Bild: Corny Littmann 1980, damals eine Berühmtheit in der alternativen Theater…
Dieser Text ist Teil einer innerredaktionellen Debattenreihe der
taz,ausgelöst durch die Kolumne [1][„All cops are berufsunfähig“.] Als
pluralistisches Haus verschweigen wir diese Kontroverse um die Arbeitder
Polizei und unsere unterschiedlichen Blickwinkel auf diese nicht. Es werden
weitere, konträre Texte folgen. Die Beiträge lesen Sie auf unserer
Webseite: [2][taz.de/kolumnendebatte].
Sieben Männer und eine Frau waren an diesem sommerlichen Montagabend im
Jahr 1980 mutig, aus einer Idee Praxis werden zu lassen: Sie, die Schwulen
und die Lesbe, zogen zum Hamburger Spielbudenplatz, einer Freifläche der
Reeperbahn. Zwei Tage zuvor hatte es in Hamburg erstmals einen CSD gegeben
– klein, aber lautstark. Am Rande des Umzugs hatten Zivilpolizisten aus
einem Auto heraus Fotos von CSD-Teilnehmer:innen gemacht. Das war
mindestens – verdächtig.
Jetzt war der 30. Juni und längst dunkel, aber vor Mitternacht. Dort, in
Wurfweite der legendären Davidwache, zog das Grüppchen in einen sinistren
Keller – die Klappe, wie es einschlägig hieß, die öffentliche Toilette,
auf der sich homosexuelle Männer trafen, gern auch zum sexuellen Kontakt.
An der Spitze des Trupps – Corny [3][Littmann], eine Berühmtheit in der
alternativen Theaterszene („Brühwarm“) und seit kurzem Mitspitzenkandidat
der Grün-Alternativen zur Bundestagswahl. Im Toilettenraum im Souterrain:
gähnende Leere. Niemand sonst da?
## Der Stuhl hinterm Spiegel
Das wollte Littmann, viele Jahre später einer der mächtigsten
Theaterprinzipalen der Hansestadt und erster schwuler Klubpräsident des FC
St. Pauli, das wollten sie alle genauer wissen: War hinter dem [4][Spiegel]
am Rande der Pinkelbecken ein Polizist, der womöglich die (schwul
agierenden) Männer beobachten und gegebenenfalls zur Polizeiwache bringen
ließ, um dort ihre Personalien aufzunehmen? Gerüchteweise wusste man das
ja, es fehlte nur der Beweis. In der Tat konnte nun mit Hilfe eines Hammers
bewiesen werden, dass hinter Einwegspiegeln Polizisten sitzen: Littmann &
Co. fanden dort einen Tisch und einen Stuhl.

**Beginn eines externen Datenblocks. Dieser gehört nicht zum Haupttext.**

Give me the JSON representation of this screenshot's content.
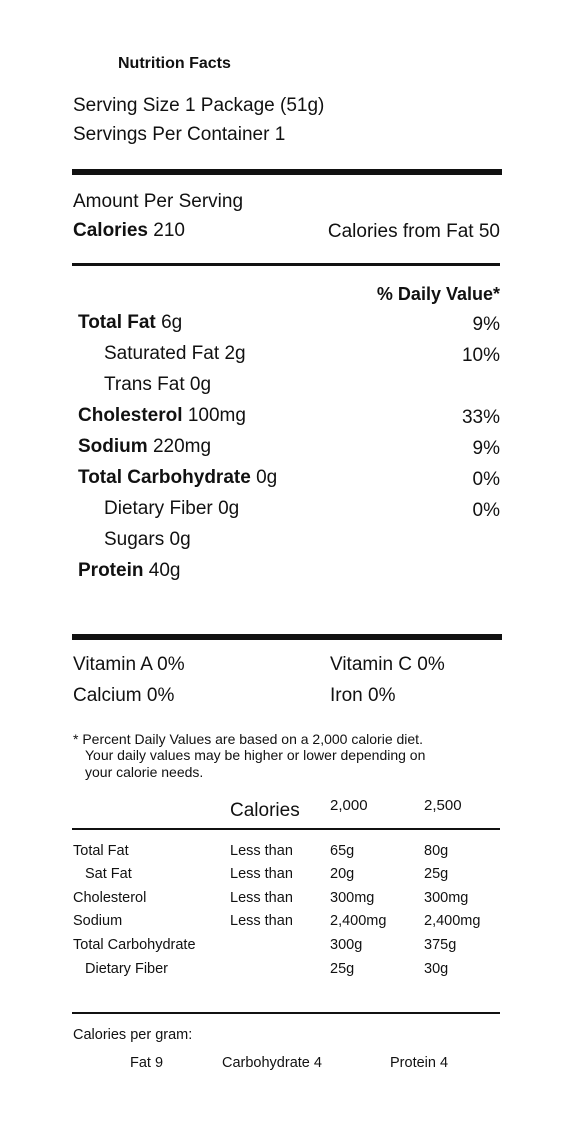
{
  "header": {
    "title": "Nutrition Facts",
    "serving_size": "Serving Size 1 Package (51g)",
    "servings_per_container": "Servings Per Container 1"
  },
  "amount_per_serving": "Amount Per Serving",
  "calories": {
    "label": "Calories",
    "value": "210",
    "from_fat": "Calories from Fat 50"
  },
  "daily_value_header": "% Daily Value*",
  "nutrients": [
    {
      "name": "Total Fat",
      "amount": "6g",
      "dv": "9%"
    },
    {
      "name": "Saturated Fat",
      "amount": "2g",
      "dv": "10%"
    },
    {
      "name": "Trans Fat",
      "amount": "0g"
    },
    {
      "name": "Cholesterol",
      "amount": "100mg",
      "dv": "33%"
    },
    {
      "name": "Sodium",
      "amount": "220mg",
      "dv": "9%"
    },
    {
      "name": "Total Carbohydrate",
      "amount": "0g",
      "dv": "0%"
    },
    {
      "name": "Dietary Fiber",
      "amount": "0g",
      "dv": "0%"
    },
    {
      "name": "Sugars",
      "amount": "0g"
    },
    {
      "name": "Protein",
      "amount": "40g"
    }
  ],
  "vitamins": [
    [
      "Vitamin A 0%",
      "Vitamin C 0%"
    ],
    [
      "Calcium 0%",
      "Iron 0%"
    ]
  ],
  "footnote": [
    "* Percent Daily Values are based on a 2,000 calorie diet.",
    "Your daily values may be higher or lower depending on",
    "your calorie needs."
  ],
  "reference_table": {
    "header": [
      "Calories",
      "2,000",
      "2,500"
    ],
    "rows": [
      {
        "nutrient": "Total Fat",
        "limit": "Less than",
        "v2000": "65g",
        "v2500": "80g"
      },
      {
        "nutrient": "Sat Fat",
        "limit": "Less than",
        "v2000": "20g",
        "v2500": "25g"
      },
      {
        "nutrient": "Cholesterol",
        "limit": "Less than",
        "v2000": "300mg",
        "v2500": "300mg"
      },
      {
        "nutrient": "Sodium",
        "limit": "Less than",
        "v2000": "2,400mg",
        "v2500": "2,400mg"
      },
      {
        "nutrient": "Total Carbohydrate",
        "v2000": "300g",
        "v2500": "375g"
      },
      {
        "nutrient": "Dietary Fiber",
        "v2000": "25g",
        "v2500": "30g"
      }
    ]
  },
  "calories_per_gram": {
    "label": "Calories per gram:",
    "items": [
      "Fat 9",
      "Carbohydrate 4",
      "Protein 4"
    ]
  }
}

Medien waren zuvor über die Aktion informiert worden. Was folgte, war eine
Berichterstattung, die Hamburgs SPD-Senat erheblich unter Druck setzte, ihn
gar zugeben ließ, dass die Bespitzelungen auch dazu dienten, „Rosa Listen“
zu führen, Personenregister von homosexuellen Männern, rosa genannt, weil
dies die entmännlichende Farbe des Winkels für schwule Häftlinge in den
NS-Konzentrationslagern war. Geoutet zu werden als schwul, womöglich
erpressbar durch Einträge in Polizeidateien? Gleichbedeutend mit der
Zerstörung einer bürgerlichen Existenz.
Ein paar Tage später, inzwischen waren weitere Klappenspiegel zertrümmert
worden und alle Blätter schrieben empört von diesen Zuständen, auch die
damals noch junge taz, sogar der NDR berichtete, kam es erneut zu einer
Demonstration gegen die staatliche Spitzelei: Sehr viel größer war dieser
Umzug nun, viele Heteros solidarisierten sich. War der CSD zuvor noch ein
Manifest der Selbstvergewisserung, erreichte diese Demo, explizit
politisch, auch jene, die sich selbst nicht, wie man heute sagen würde, als
queer identifizierten.
## Diskriminatorischer Verfolgung der Boden entzogen
Ein Erfolg für die wachsende politische Bewegung der „Queers“ – elf Jahre
nach Aufhebung der Nazifassung des Paragrafen 175, der männliche
Homosexualität generell kriminalisierte. In einer Zeit, noch vor Aids, in
der Schwules (und Lesbisches) sagbar wurde und das Gebot der Diskretion
(„Sprich nicht über Igittigitt-Dinge“), wurden nun polizeistaatsähnliche
Methoden gegen die „Schwuchteln“, „warmen Brüder“ und „Hinterladen“
illegitim, illegal waren sie ja schon.
Mit der Nacht der Hammerschläge wider die Schwulenbespitzelung war
staatlicher, explizit diskriminatorischer Verfolgung Homosexueller
moralisch der Boden entzogen worden. Aus Verfolgten wurden Menschen, die
auch polizeilich als das genommen wurden, was sie in dieser Hinsicht vor
allem waren: Opfer von Nachstellung und Verfolgung. Seither musste sich die
Polizei einem grundlegenden Wandel unterziehen. Heute arbeiten
LGBTI*-Beamte dort (immer häufiger) ganz offen. Die meisten Bundesländer
haben in ihren Polizeien [5][LGBTI*-Ansprechpersonen], an die sich
Bürger:innen – auch polizeiintern – bei Diskriminierung wenden können.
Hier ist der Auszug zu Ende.